Author and Dyslexia specialist Charmaine McKissock has created a helpful guide for parents and carers to support learning during Lockdown. Struggling with dyslexia can feel frustrating, upsetting and tiring for everybody. The emotional and practical challenges of the Covid 19 situation have added another layer of upset to the learning experience. Charmaine explores the challenges, skills and huge benefits of helping dyslexic learners at home.

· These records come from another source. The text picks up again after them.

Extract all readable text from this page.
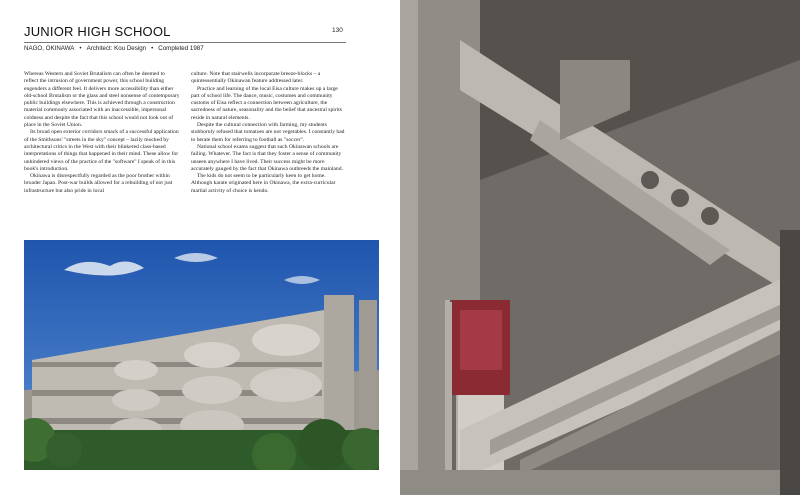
JUNIOR HIGH SCHOOL	130
NAGO, OKINAWA • Architect: Kou Design • Completed 1987

Whereas Western and Soviet Brutalism can often be deemed to reflect the intrusion of government power, this school building engenders a different feel. It delivers more accessibility than either old-school Brutalism or the glass and steel nonsense of contemporary public buildings elsewhere. This is achieved through a construction material commonly associated with an inaccessible, impersonal coldness and despite the fact that this school would not look out of place in the Soviet Union.

Its broad open exterior corridors smack of a successful application of the Smithsons' "streets in the sky" concept – lazily mocked by architectural critics in the West with their blinkered class-based interpretations of things that happened in their mind. These allow for unhindered views of the practice of the "software" I speak of in this book's introduction.

Okinawa is disrespectfully regarded as the poor brother within broader Japan. Post-war builds allowed for a rebuilding of not just infrastructure but also pride in local

culture. Note that stairwells incorporate breeze-blocks – a quintessentially Okinawan feature addressed later.

Practice and learning of the local Eisa culture makes up a large part of school life. The dance, music, costumes and community customs of Eisa reflect a connection between agriculture, the sacredness of nature, seasonality and the belief that ancestral spirits reside in natural elements.

Despite the cultural connection with farming, my students stubbornly refused that tomatoes are not vegetables. I constantly had to berate them for referring to football as "soccer".

National school exams suggest that such Okinawan schools are failing. Whatever. The fact is that they foster a sense of community unseen anywhere I have lived. Their success might be more accurately gauged by the fact that Okinawa outbreeds the mainland.

The kids do not seem to be particularly keen to get home. Although karate originated here in Okinawa, the extra-curricular martial activity of choice is kendo.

Lockdown learning illustration by Charmaine McKissock

Is my learner falling behind at home?

Learners don’t need to fall behind while they’re away from formal school – quite the opposite. Some calm, concentrated and careful one-to-one learning time with a trusted helper can have a real positive impact on their progress. You can help your learner regain confidence; overcome challenges that had been holding them back; and develop new transferrable skills. There is so much to say about those three simple words ‘calm’, ‘concentrated’ and ‘careful’: it’s not possible to fully develop all these ideas in one short article, but I will give you a flavour of what I mean. You can find more practical help and guidance in ‘Helping Kids with Wobbly Spelling’.

Are you worried about helping your learners?

When I train parents and other helpers to give their dyslexic learners extra tutoring at home, I start by empowering them to develop their own confidence as well as practical skills.

For example, do you feel there aren’t enough hours in the day to follow a learning routine with your learner? Well, if you follow the ‘Pick & Stick’ spelling method carefully, only a few minutes practice each day are needed. This is because doing ‘little but often’ is one of the key ingredients of the method.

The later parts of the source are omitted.